May 08 ,2015 | by Helen Gould

Mobile-friendly sites become crucial after Google ‘mobilegeddon’

On 21 April, Google implemented a major overhaul of its search algorithm, making it more compatible with mobile platforms in a move that online marketers and developers have called “mobilegeddon”.

The reasoning behind Google’s move is clear, as more and more customers use their mobile devices to browse the internet.

What is responsive UI?

From a marketing perspective, if a customer is having a difficult time navigating a website from their mobile phone, they may lose interest. One way of ensuring that their experience is as smooth as possible is by using a responsive user interface, or responsive UI.  

Developing websites with a responsive UI involves using code that can adapt to the screen size, resolution, and orientation of a device.

This means that whether a customer is browsing with their laptop, tablet, phone, or even their smart TV, they are having the same high quality experience. Consistency goes a long way when it comes to making a good impression.

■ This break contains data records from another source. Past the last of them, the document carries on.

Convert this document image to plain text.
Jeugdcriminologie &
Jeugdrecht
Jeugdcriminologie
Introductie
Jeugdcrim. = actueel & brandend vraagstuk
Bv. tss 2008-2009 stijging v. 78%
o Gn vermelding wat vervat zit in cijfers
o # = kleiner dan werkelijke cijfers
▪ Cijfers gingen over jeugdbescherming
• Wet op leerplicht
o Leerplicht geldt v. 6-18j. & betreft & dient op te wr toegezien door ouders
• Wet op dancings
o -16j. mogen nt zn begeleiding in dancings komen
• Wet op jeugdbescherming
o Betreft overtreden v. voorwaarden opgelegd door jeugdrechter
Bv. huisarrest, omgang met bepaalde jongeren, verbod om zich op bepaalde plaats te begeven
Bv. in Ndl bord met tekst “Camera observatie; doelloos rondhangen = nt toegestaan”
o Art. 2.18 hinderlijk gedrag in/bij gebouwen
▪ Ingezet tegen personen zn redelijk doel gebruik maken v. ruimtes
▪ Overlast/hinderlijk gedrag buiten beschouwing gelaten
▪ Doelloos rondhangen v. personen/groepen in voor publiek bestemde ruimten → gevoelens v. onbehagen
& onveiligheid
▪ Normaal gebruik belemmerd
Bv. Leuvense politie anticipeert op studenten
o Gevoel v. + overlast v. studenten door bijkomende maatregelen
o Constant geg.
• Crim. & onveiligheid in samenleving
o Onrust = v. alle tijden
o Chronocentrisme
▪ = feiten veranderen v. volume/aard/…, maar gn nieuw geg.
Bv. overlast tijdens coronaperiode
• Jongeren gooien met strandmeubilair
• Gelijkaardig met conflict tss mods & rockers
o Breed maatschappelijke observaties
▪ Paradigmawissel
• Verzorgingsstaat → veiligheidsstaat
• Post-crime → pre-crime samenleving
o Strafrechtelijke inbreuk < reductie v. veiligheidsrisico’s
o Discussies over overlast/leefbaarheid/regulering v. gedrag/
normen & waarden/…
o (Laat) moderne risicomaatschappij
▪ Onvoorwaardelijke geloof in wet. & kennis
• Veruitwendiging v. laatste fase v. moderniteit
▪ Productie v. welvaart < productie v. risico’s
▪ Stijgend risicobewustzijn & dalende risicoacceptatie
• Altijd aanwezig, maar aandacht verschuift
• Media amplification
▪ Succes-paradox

Though the algorithm is likely to be put into place slowly over the coming months, businesses have rushed to ensure their websites are not penalised by the changes.

Anthony Tattum, the Managing Director of the Big Cat Group, said: “A key factor for all marketing materials, and one that is no different for a business’ online presence, is consistency. A consistent user experience will aid the increase of conversion rates, as users are comfortable navigating a site across devices.

“Responsive design creates real benefit in this area, as it removes many of the issues that multiple sites(for different devices can present - for example functionality, performance, and consistent look and feel.”

What are the other benefits?

As well as making websites more appealing to customers, using responsive UI can also help to reduce the workload for your software developers: instead of making different versions of the website for every screen dimension, they can make one version that will adapt itself.

Marketing departments - especially those working with search engine optimisation – will also have an easier job, as they will only have one website to manage. In addition, Google is now beginning to put more of an emphasis on the quality of user experience - so improving your website on all possible devices will help to improve your rankings on Google.

Lawrence Jones, founder and CEO of UKFast, said: “It’s not just conversion rates that could be falling because of poor design, as Google has rolled out a ‘mobile friendly’ algorithm to help mobile users find more mobile-friendly content. What this means is that having a responsive user interface for mobile devices as well as PCs will likely affect your search ranking.”

One thing is for sure: with the number of new devices coming onto the market, it is no longer enough to only design for one type of screen if you want to interact with your target audiences.

Helen Gould

Helen is a News Writer for LSBF who writes about education, careers, sustainable business, and women in business.